The given information is:
- The function of decay is:
[tex]A(t)=A_0e^{-0.0244}[/tex]Where A0 is the initial amount of strontium-90, A is the amount present at time t (in years).
- The initial amount is 800 grams.
a. What is the decay rate of strontium-90?
The given formula is written in the form:
[tex]A(t)=A_0e^{rt}[/tex]Where r is the decay rate in decimal form, so:
[tex]r=-0.0244*100\%=-2.44\%[/tex]The decay rate is -2.44%.
b. How much strontium-90 is left after 30 years?
Replace t=30 and solve:
[tex]\begin{gathered} A(30)=800g*e^{-0.0244*30} \\ A(30)=800g*e^{-0.732} \\ A(30)=800g*0.481 \\ A(30)=384.8g \end{gathered}[/tex]There is 384.8 grams after 30 years.
c. When will only 200 g of strontium-90 be left?

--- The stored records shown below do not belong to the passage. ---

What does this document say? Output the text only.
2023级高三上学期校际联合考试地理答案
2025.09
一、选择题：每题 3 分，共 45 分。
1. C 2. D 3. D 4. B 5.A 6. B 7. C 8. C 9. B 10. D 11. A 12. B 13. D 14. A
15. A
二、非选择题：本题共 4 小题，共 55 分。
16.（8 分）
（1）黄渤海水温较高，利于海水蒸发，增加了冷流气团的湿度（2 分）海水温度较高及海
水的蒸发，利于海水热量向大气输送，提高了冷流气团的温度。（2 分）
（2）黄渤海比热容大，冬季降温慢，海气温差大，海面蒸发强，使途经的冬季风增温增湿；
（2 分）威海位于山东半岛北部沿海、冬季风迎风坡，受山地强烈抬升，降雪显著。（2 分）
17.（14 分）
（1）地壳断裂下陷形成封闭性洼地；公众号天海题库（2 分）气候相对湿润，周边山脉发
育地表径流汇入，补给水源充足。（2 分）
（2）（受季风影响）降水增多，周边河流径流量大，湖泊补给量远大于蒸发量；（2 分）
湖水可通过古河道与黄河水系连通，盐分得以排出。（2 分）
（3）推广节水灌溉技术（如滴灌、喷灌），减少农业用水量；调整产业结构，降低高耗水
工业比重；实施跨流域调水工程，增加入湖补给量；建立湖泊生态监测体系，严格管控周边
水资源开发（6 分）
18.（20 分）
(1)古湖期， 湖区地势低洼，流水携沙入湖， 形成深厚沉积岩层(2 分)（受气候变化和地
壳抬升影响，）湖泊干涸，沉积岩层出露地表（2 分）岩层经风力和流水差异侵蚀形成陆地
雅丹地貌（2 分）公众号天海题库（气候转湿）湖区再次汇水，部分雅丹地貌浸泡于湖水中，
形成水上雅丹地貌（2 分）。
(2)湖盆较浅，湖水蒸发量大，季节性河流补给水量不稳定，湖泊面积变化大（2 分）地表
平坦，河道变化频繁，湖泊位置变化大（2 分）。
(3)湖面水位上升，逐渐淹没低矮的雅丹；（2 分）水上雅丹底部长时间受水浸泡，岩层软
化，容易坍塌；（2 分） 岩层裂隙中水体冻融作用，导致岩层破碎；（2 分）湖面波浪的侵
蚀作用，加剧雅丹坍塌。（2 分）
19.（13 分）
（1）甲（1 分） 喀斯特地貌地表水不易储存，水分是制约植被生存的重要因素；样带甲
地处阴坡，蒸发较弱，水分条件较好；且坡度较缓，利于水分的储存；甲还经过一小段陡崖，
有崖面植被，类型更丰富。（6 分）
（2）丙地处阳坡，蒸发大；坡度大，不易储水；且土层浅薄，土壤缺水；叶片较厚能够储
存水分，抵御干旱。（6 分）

A(t)=200g, then replace it and solve for t:
[tex]\begin{gathered} 200g=800g*e^{-0.0244t} \\ \frac{200g}{800g}=e^{-0.0244t} \\ \ln(\frac{200g}{800g})=\ln e^{-0.0244t} \\ -1.386=-0.0244t \\ t=\frac{-1.386}{-0.0244} \\ t=56.8 \end{gathered}[/tex]There will be 200 g left after 56.8 years.
d. What is the half-life of strontium-90?
The half-life is when A(t)=A0/2, then if we replace this into the decay formula we obtain:
[tex]\begin{gathered} \frac{A_0}{2}=A_0*e^{-0.0244t} \\ Simplify\text{ A0 on both sides} \\ \frac{1}{2}=e^{-0.0244t} \\ \ln(0.5)=\ln e^{-0.0244t} \\ -0.693=-0.0244t \\ t=\frac{-0.693}{-0.0244} \\ t=28.4 \end{gathered}[/tex]The half-life of strontium-90 is 28.4 years.